Collaborative filtering can be posed as classification where the input is a User and the output is an Album. Granted, in some situations it might be an “extreme” classification problem with 100,000’s of output categories. Still, it is a classification problem.

The challenge arises due to the User context. Clearly, it is not enough to provide a UserId or Name – we must somehow encode the interaction and meta-data into the input so the classifier has access to it. So this becomes a context encoding challenge. We will look at two ways of doing this below. Let’s first look at how it all would fit together using a Nyckel Text Classification function.

Collaborative filtering by Classification
Collaborative filtering by Classification.

The core idea is that the Text Classification function is trained to associate a set of album preferences with a new album. So how to create train samples from the music preferences? We look at two ways next.

Leave-one-out

Since we know Oscar likes three albums, we create three input-output examples by holding out one of the albums. For Dan, we only have one data-point so we can only create one input-output example. Let’s call this method of encoding leave-one-out.

Input Output
"Freewheeling, Origin of Symmetry" Abbey Road
"Abbey Road, Origin of Symmetry" Freewheeling
"Freewheeling, Abbey Road" Origin of Symmetry
"" Freewheeling

Note that the preferences of the Interaction table is binarized. Also note that while the input is a String, the output is a Category (in this case an Album).

leave-one-out encoding ignores the temporal ordering of how users came to like these albums. If this ordering is important in your application you can try history-playback encoding instead.

History-playback

As an alternative encoding, we can instead play back the history and add a training sample for each point in the preference history. For Oscar, let’s say that he first liked Freewheeling, then Origin of Symmetry and finally Abbey Road, then the samples table might look like this. Let’s call this encoding history-playback.

Input Output
"" Freewheeling
"Freewheeling" Origin of Symmetry
"Freewheeling, Origin of Symmetry" Abbey Road
"" Freewheeling

Updating the training data

Let’s say a user likes N albums and we have already created samples to reflect this. Now they like a new album. How do we incorporate this new information?

history-playback has a notable advantage here in that it’s trivial to add new preferences. For each new album that a user likes, you just create one new sample. Using leave-one-out, on the other hand, requires deleting the previous N samples and creating N+1 new ones.

Encoding recency bias

People’s preferences typically change over time, both at the personal and group levels. How do we account for this using Classification? The most straightforward way might be to delete old samples from the training set. Another way might be to give preference to newer albums in the set that is eventually shown to the user.

Encoding User meta-data

As mentioned above, the Collaborative filtering method outlined above was actually a Hybrid method since it relies on the Album meta-data. The Wikipedia page on Recommender systems lists several other Hybrid flavors.

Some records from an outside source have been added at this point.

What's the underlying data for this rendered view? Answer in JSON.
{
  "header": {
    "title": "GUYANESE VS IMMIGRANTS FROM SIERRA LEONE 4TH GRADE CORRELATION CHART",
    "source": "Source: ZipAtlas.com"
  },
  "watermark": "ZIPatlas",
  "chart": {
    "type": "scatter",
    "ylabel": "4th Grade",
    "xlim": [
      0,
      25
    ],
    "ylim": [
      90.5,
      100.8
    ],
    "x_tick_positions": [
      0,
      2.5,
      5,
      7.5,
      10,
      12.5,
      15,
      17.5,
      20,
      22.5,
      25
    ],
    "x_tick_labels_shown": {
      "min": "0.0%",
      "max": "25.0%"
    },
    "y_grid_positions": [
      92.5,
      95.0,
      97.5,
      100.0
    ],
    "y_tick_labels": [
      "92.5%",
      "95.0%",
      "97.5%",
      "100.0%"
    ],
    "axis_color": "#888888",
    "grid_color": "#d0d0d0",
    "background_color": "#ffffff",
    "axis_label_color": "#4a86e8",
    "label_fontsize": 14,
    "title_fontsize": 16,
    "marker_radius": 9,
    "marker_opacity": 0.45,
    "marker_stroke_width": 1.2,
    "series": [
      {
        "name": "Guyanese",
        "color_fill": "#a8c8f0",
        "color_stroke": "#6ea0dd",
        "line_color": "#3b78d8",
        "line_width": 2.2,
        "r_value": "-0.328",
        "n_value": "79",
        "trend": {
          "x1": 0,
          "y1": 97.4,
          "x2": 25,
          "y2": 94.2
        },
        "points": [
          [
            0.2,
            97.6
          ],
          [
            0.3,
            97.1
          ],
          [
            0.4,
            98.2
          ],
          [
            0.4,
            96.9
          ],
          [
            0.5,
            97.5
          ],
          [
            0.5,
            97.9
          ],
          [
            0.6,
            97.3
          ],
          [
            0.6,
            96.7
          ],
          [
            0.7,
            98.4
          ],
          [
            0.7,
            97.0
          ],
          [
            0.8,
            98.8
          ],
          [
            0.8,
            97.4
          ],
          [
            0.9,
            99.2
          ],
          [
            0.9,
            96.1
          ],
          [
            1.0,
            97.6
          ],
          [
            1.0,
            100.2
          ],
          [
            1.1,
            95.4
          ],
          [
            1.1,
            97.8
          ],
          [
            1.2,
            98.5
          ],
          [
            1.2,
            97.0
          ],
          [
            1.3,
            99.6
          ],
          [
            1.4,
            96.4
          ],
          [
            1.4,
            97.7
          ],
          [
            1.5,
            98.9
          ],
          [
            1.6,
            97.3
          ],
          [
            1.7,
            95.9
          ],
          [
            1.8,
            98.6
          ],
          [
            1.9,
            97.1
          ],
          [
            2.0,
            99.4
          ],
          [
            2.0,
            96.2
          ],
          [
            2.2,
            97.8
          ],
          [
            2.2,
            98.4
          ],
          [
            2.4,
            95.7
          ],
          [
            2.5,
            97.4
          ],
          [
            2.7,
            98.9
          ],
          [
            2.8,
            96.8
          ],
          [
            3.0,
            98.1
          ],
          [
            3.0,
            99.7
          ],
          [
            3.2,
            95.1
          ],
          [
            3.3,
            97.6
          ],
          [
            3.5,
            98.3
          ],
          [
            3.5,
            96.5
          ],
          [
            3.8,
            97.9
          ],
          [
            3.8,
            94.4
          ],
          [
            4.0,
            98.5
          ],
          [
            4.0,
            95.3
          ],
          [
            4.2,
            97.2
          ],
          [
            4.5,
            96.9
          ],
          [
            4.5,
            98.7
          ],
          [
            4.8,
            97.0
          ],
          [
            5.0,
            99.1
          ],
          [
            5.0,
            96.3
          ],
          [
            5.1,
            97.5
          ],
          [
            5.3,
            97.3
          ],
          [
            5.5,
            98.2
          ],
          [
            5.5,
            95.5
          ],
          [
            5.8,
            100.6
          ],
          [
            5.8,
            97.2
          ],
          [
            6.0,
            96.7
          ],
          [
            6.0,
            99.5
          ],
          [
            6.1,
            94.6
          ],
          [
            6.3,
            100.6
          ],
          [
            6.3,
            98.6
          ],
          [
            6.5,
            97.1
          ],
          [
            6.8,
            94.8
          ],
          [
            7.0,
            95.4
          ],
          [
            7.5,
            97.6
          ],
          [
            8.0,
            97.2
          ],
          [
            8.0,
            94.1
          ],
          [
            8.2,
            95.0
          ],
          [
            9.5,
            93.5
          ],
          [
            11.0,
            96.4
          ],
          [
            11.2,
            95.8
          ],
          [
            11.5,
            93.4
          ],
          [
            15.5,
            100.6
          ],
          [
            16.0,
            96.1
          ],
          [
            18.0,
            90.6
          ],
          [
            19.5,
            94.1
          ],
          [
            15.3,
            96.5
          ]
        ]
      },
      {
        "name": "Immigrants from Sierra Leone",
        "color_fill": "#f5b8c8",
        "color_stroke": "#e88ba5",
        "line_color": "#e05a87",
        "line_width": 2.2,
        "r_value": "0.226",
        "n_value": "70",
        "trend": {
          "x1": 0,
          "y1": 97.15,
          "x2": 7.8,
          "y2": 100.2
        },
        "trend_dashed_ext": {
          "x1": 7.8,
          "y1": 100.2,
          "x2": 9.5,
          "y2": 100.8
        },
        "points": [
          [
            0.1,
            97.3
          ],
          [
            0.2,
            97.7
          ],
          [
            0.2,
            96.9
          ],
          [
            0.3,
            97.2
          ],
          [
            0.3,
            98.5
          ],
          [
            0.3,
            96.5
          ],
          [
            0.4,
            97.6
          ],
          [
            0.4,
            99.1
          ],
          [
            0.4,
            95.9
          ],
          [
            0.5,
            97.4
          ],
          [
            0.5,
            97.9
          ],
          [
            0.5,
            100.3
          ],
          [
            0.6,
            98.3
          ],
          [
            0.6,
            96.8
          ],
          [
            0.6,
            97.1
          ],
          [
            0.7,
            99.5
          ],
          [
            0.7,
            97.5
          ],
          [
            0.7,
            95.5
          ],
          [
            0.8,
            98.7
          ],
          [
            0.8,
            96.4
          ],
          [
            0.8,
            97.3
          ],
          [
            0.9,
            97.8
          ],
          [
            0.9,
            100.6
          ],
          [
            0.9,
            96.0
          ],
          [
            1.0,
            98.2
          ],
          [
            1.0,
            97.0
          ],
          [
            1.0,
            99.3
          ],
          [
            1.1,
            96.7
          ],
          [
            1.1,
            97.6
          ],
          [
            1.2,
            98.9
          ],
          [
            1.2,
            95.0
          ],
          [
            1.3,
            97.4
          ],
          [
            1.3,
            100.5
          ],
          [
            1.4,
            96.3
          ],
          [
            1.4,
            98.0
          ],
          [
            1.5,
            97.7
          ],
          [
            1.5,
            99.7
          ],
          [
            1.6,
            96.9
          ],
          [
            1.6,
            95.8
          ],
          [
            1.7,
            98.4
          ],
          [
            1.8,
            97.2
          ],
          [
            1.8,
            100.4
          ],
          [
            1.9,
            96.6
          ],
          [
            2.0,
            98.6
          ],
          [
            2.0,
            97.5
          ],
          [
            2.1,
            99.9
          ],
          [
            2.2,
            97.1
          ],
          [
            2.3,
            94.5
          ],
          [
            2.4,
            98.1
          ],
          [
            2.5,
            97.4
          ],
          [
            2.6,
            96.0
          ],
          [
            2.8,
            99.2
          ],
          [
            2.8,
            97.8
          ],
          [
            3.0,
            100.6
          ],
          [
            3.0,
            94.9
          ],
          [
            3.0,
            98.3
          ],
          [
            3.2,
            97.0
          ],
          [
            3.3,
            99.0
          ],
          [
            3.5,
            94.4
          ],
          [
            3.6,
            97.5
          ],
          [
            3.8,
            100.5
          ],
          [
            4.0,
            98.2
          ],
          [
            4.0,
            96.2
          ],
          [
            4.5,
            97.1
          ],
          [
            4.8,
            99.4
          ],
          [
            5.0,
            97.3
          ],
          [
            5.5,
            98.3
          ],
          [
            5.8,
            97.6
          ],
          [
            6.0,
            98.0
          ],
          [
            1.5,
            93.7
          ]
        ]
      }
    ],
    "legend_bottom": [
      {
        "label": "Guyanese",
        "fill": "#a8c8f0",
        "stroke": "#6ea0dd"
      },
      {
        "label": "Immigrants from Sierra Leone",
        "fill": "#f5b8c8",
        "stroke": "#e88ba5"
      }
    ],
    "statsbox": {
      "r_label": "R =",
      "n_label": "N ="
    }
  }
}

In our running example, one could use the history-playback encoding together with user meta-data in a Nyckel Tabular Classification function as shown below. This encodes user meta-data as part of the input in addition to the interactions.

Hybrid history-playback encoding

Age Gender Location Albums Output
43 "Male" "Santa Cruz"   Freewheeling
43 "Male" "Santa Cruz" "Freewheeling" Origin of Symmetry
43 "Male" "Santa Cruz" "Freewheeling, Origin of Symmetry" Abbey Road
42 "Male" "San Diego"   Freewheeling

Conclusion

Recommender systems are powerful systems that help users find relevant content and products. There are several ways to implement a recommender system, where one might focus on the content or the interactions. We have discussed a few ways one can use the Nyckel API to quickly bring up a Recommender system.